ADB, i have two extremely important questions i need answered.

1. As a big fan of your books, id really like to meet you and get you to sign some of my stuff. But i live in canada and black library never seems to come across the pond for there weekenders....so, any plans for a canadian tour?

2. Would you join my eternal crusade guild? If you did i could offer you the role of company champion...think of all the glory to be had


----------



## Malus Darkblade (Jan 8, 2010)

Unfortunately BL is not that outside of the UK so I doubt they'd be shelling out plane tickets to authors to fly out. 

There isn't a Warhammer hub per say in the US for example. Just a few GW's scattered about and visited by 99% men.
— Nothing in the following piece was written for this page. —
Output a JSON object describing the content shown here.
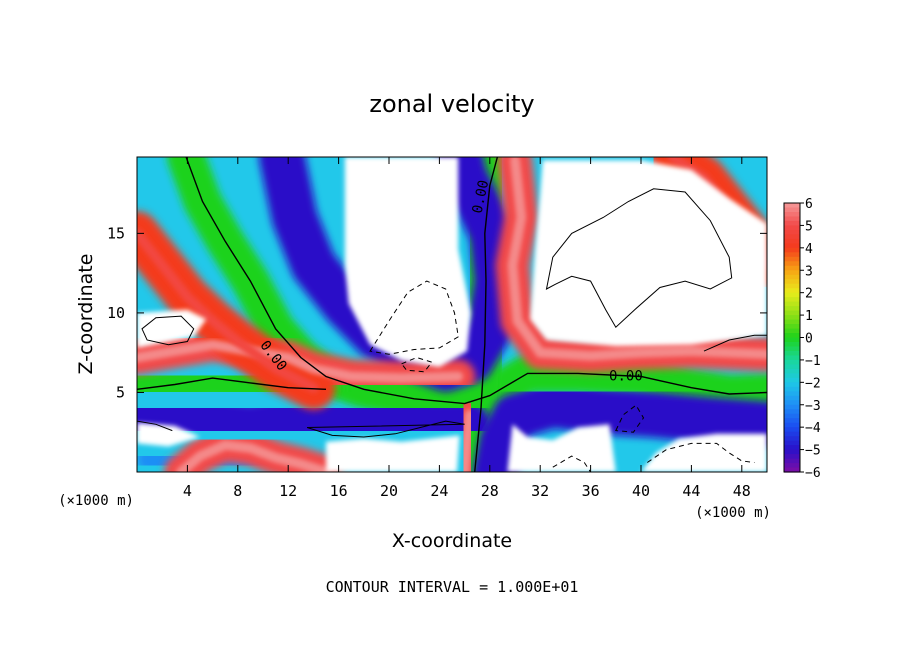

So it would make more sense for you to fly to England than them coming to you.


----------



## The Scion of Chemos (May 24, 2013)

Garviel loken. said:


> ADB, i have two extremely important questions i need answered.
> 
> 1. As a big fan of your books, id really like to meet you and get you to sign some of my stuff. But i live in canada and black library never seems to come across the pond for there weekenders....so, any plans for a canadian tour?
> 
> 2. Would you join my eternal crusade guild? If you did i could offer you the role of company champion...think of all the glory to be had





Malus Darkblade said:


> Unfortunately BL is not that outside of the UK so I doubt they'd be shelling out plane tickets to authors to fly out.
> 
> There isn't a Warhammer hub per say in the US for example. Just a few GW's scattered about and visited by 99% men.
> 
> So it would make more sense for you to fly to England than them coming to you.
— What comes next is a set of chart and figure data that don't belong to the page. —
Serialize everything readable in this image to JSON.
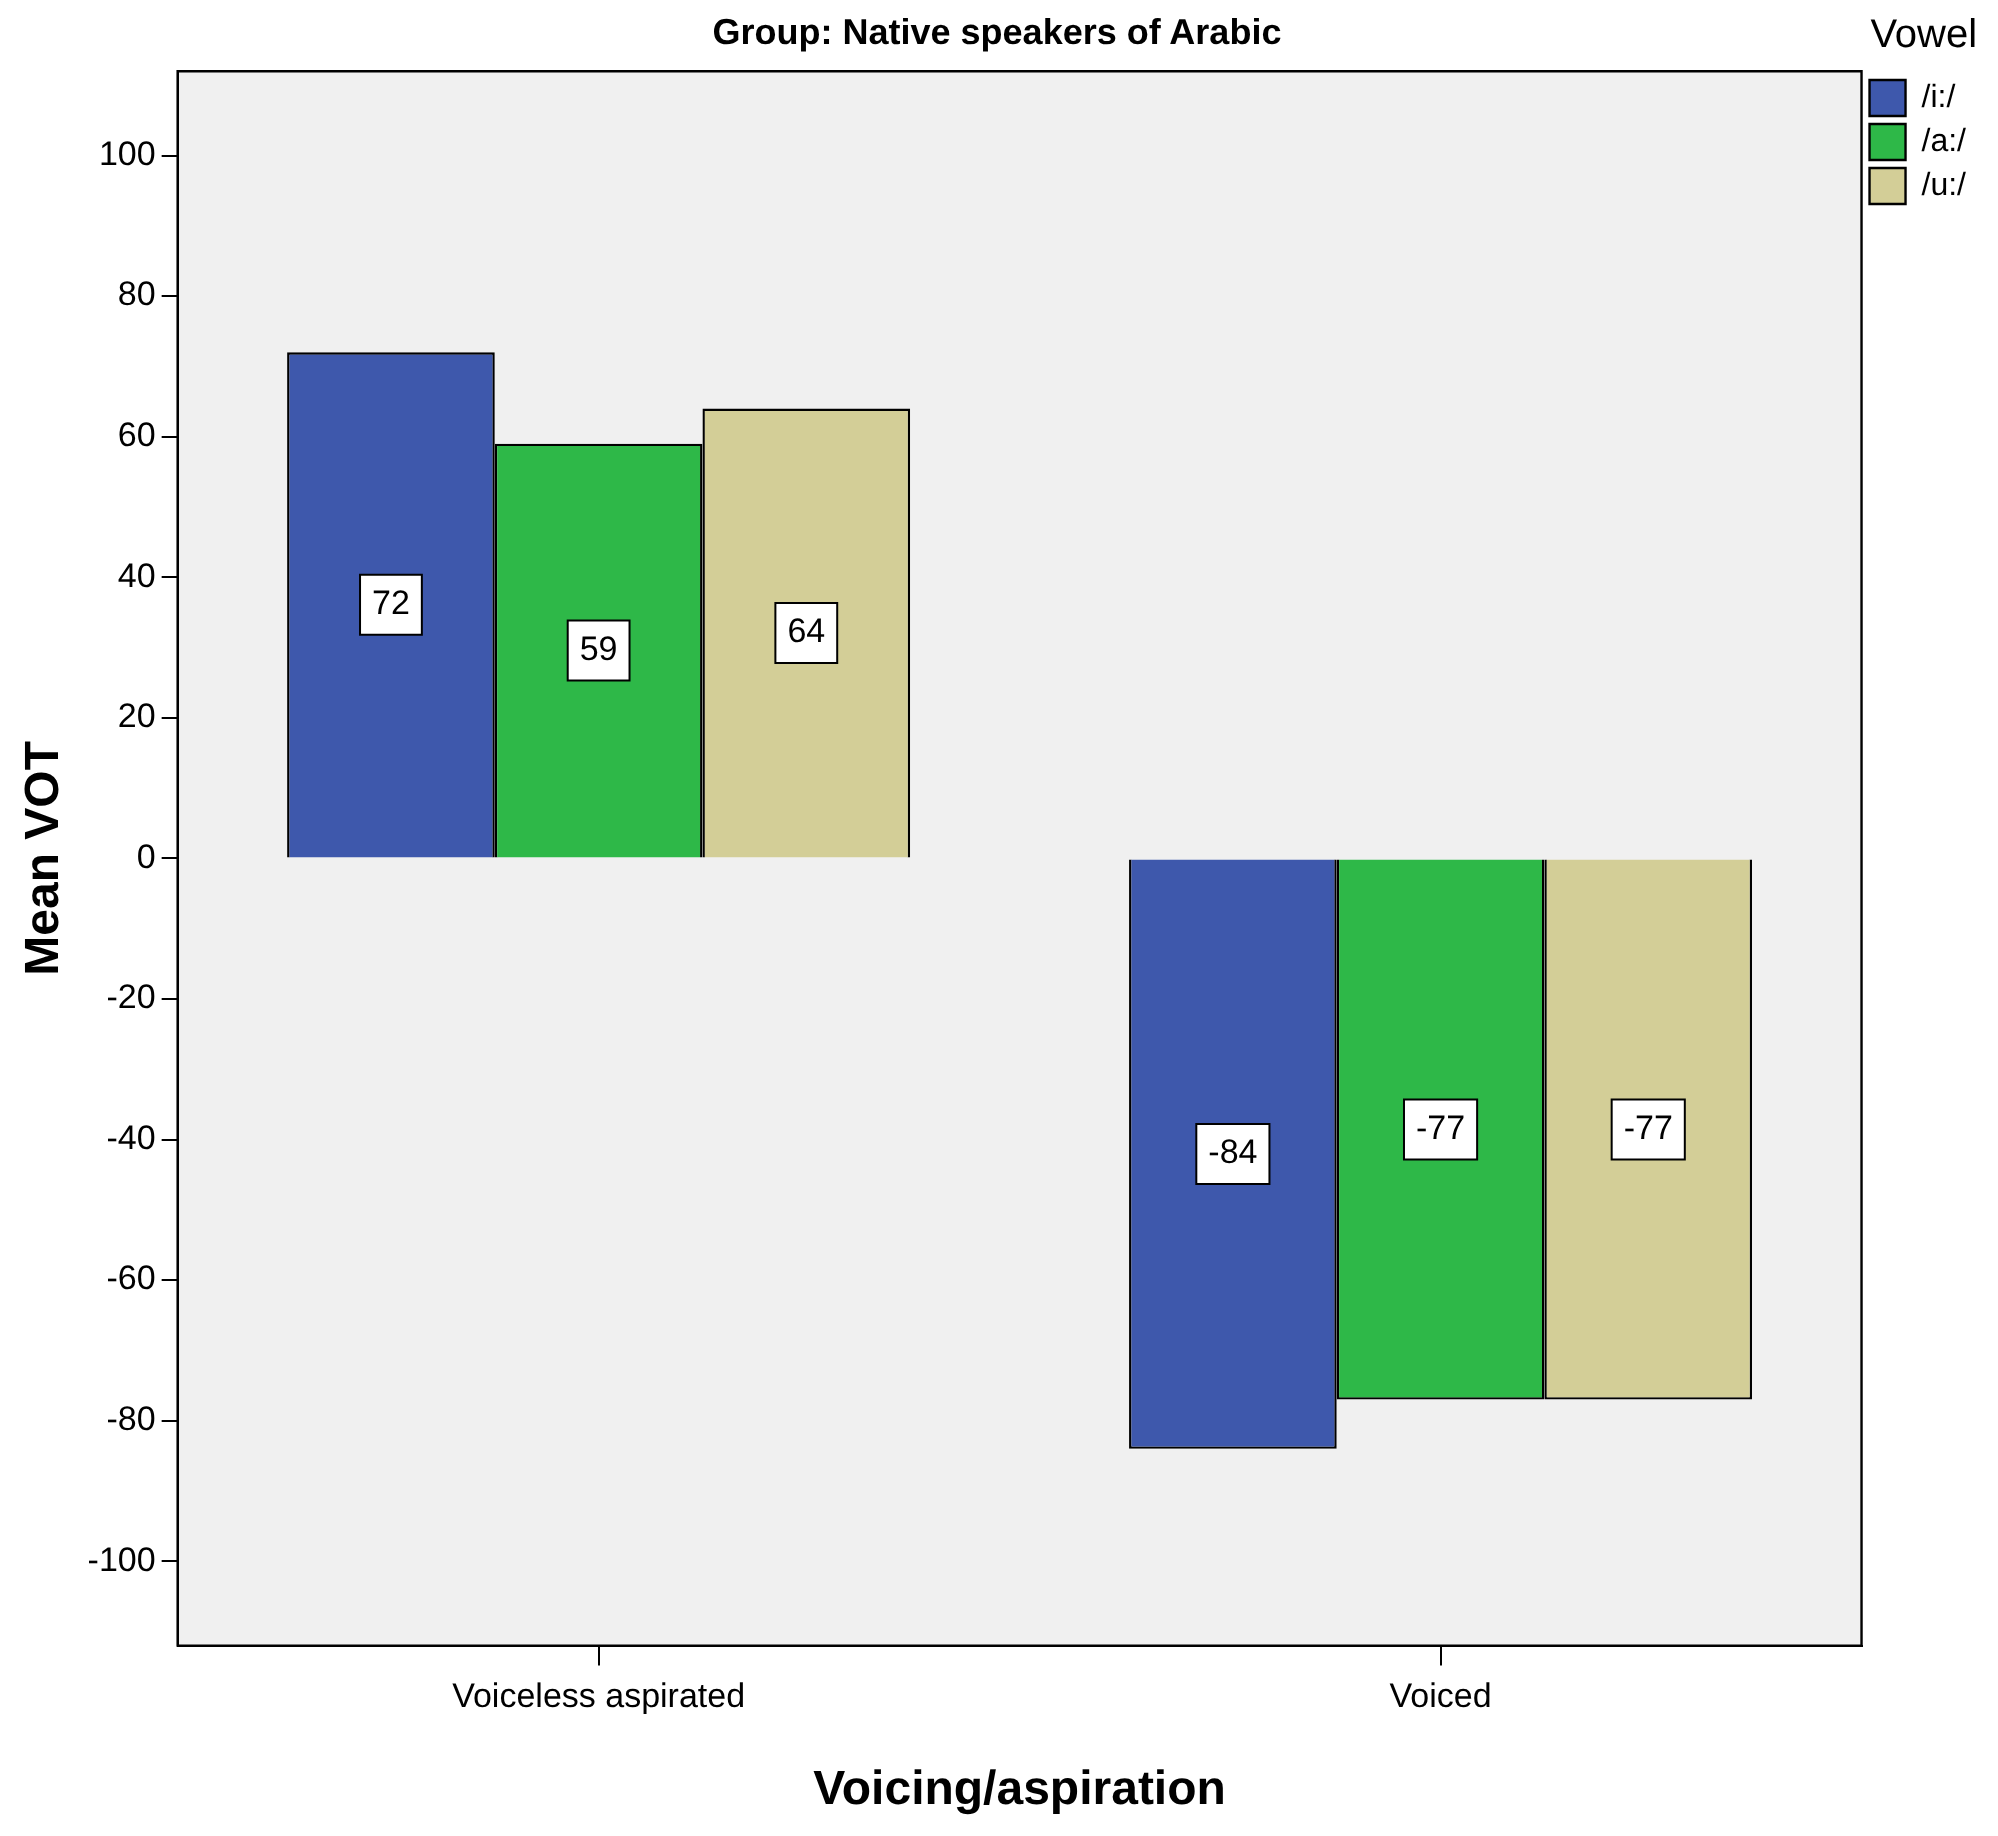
{
  "chart_data": {
    "type": "bar",
    "title": "Group: Native speakers of Arabic",
    "xlabel": "Voicing/aspiration",
    "ylabel": "Mean VOT",
    "legend_title": "Vowel",
    "categories": [
      "Voiceless aspirated",
      "Voiced"
    ],
    "series": [
      {
        "name": "/i:/",
        "color": "#3e58ac",
        "values": [
          72,
          -84
        ]
      },
      {
        "name": "/a:/",
        "color": "#2eb848",
        "values": [
          59,
          -77
        ]
      },
      {
        "name": "/u:/",
        "color": "#d3ce97",
        "values": [
          64,
          -77
        ]
      }
    ],
    "ylim": [
      -112,
      112
    ],
    "yticks": [
      -100,
      -80,
      -60,
      -40,
      -20,
      0,
      20,
      40,
      60,
      80,
      100
    ],
    "grid": false,
    "legend": "top right",
    "data_labels": true
  }
}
Yeah, I am flying from Dallas Texas to Dublin, and then travelling to the Weekender 3 this November.
I think they have a Games Day in the US somewhere, but no authors at it. You really should save up some money and go to the UK, as opposed to dying of old age before they actually send authors across the pond lol


----------



## Dead.Blue.Clown (Nov 27, 2009)

Garviel loken. said:


> ADB, i have two extremely important questions i need answered.
> 
> 1. As a big fan of your books, id really like to meet you and get you to sign some of my stuff. But i live in canada and black library never seems to come across the pond for there weekenders....so, any plans for a canadian tour?


A bunch of us were in Canada this time two years ago, actually. It was a great event, too.
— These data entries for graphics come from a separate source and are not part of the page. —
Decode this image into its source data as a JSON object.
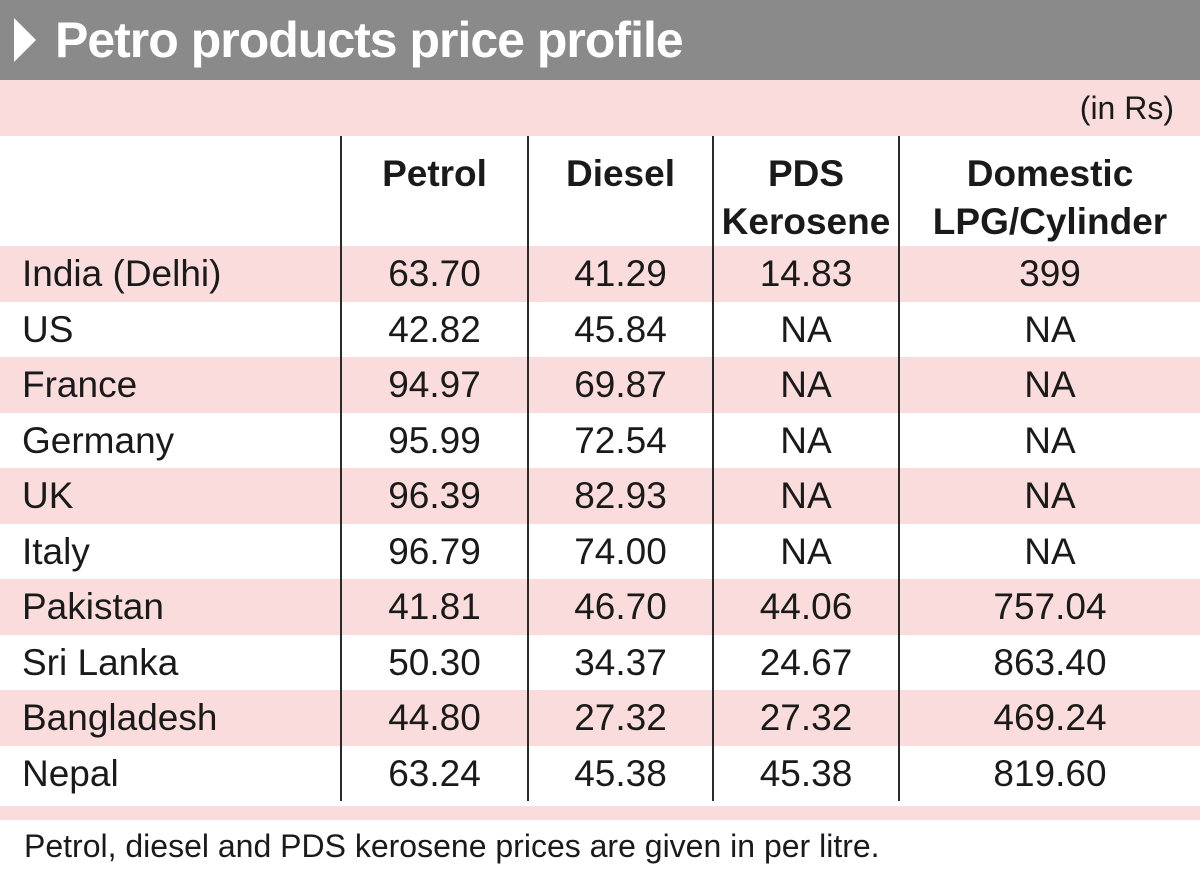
{
  "chart_data": {
    "type": "table",
    "title": "Petro products price profile",
    "unit": "(in Rs)",
    "columns": [
      "",
      "Petrol",
      "Diesel",
      "PDS Kerosene",
      "Domestic LPG/Cylinder"
    ],
    "header_lines": [
      [
        ""
      ],
      [
        "Petrol"
      ],
      [
        "Diesel"
      ],
      [
        "PDS",
        "Kerosene"
      ],
      [
        "Domestic",
        "LPG/Cylinder"
      ]
    ],
    "rows": [
      [
        "India (Delhi)",
        "63.70",
        "41.29",
        "14.83",
        "399"
      ],
      [
        "US",
        "42.82",
        "45.84",
        "NA",
        "NA"
      ],
      [
        "France",
        "94.97",
        "69.87",
        "NA",
        "NA"
      ],
      [
        "Germany",
        "95.99",
        "72.54",
        "NA",
        "NA"
      ],
      [
        "UK",
        "96.39",
        "82.93",
        "NA",
        "NA"
      ],
      [
        "Italy",
        "96.79",
        "74.00",
        "NA",
        "NA"
      ],
      [
        "Pakistan",
        "41.81",
        "46.70",
        "44.06",
        "757.04"
      ],
      [
        "Sri Lanka",
        "50.30",
        "34.37",
        "24.67",
        "863.40"
      ],
      [
        "Bangladesh",
        "44.80",
        "27.32",
        "27.32",
        "469.24"
      ],
      [
        "Nepal",
        "63.24",
        "45.38",
        "45.38",
        "819.60"
      ]
    ],
    "footnote": "Petrol, diesel and PDS kerosene prices are given in per litre."
  },
  "colors": {
    "title_band": "#8a8a8a",
    "row_tint": "#fbdcdc",
    "rule": "#2a2a2a"
  }
}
https://aarondembskibowden.wordpress.com/2012/10/27/im-still-alive-post-canada-mega-photo-update/ 

I've not heard about another one, and I'm a little wary of overcommitting to too many events in a year as busy as 2014, as even a two-day one can add up to a lot of lost work time when you add in travel, etc.

Was a great event, though. If there's another one beynd 2014, I think a bunch of BL's authors would go again.



Garviel loken. said:


> 2. Would you join my eternal crusade guild? If you did i could offer you the role of company champion...think of all the glory to be had


I get asked this a surprising amount. You don't want me screwing up your DPS meters, trust me.


----------



## Garviel loken. (Jun 8, 2014)

Dead.Blue.Clown said:


> A bunch of us were in Canada this time two years ago, actually. It was a great event, too.
> 
> https://aarondembskibowden.wordpress.com/2012/10/27/im-still-alive-post-canada-mega-photo-update/
> 
> ...


If you do return, we shall gift you with pallets of maple syrup.

One does not simply turn down a spot in the avenging sons....LION EL JONSON HIMSELF JOINS US. either you stand with us....or in front of us. AS the great colonel sanders once said, im to drunk to eat this chicken


----------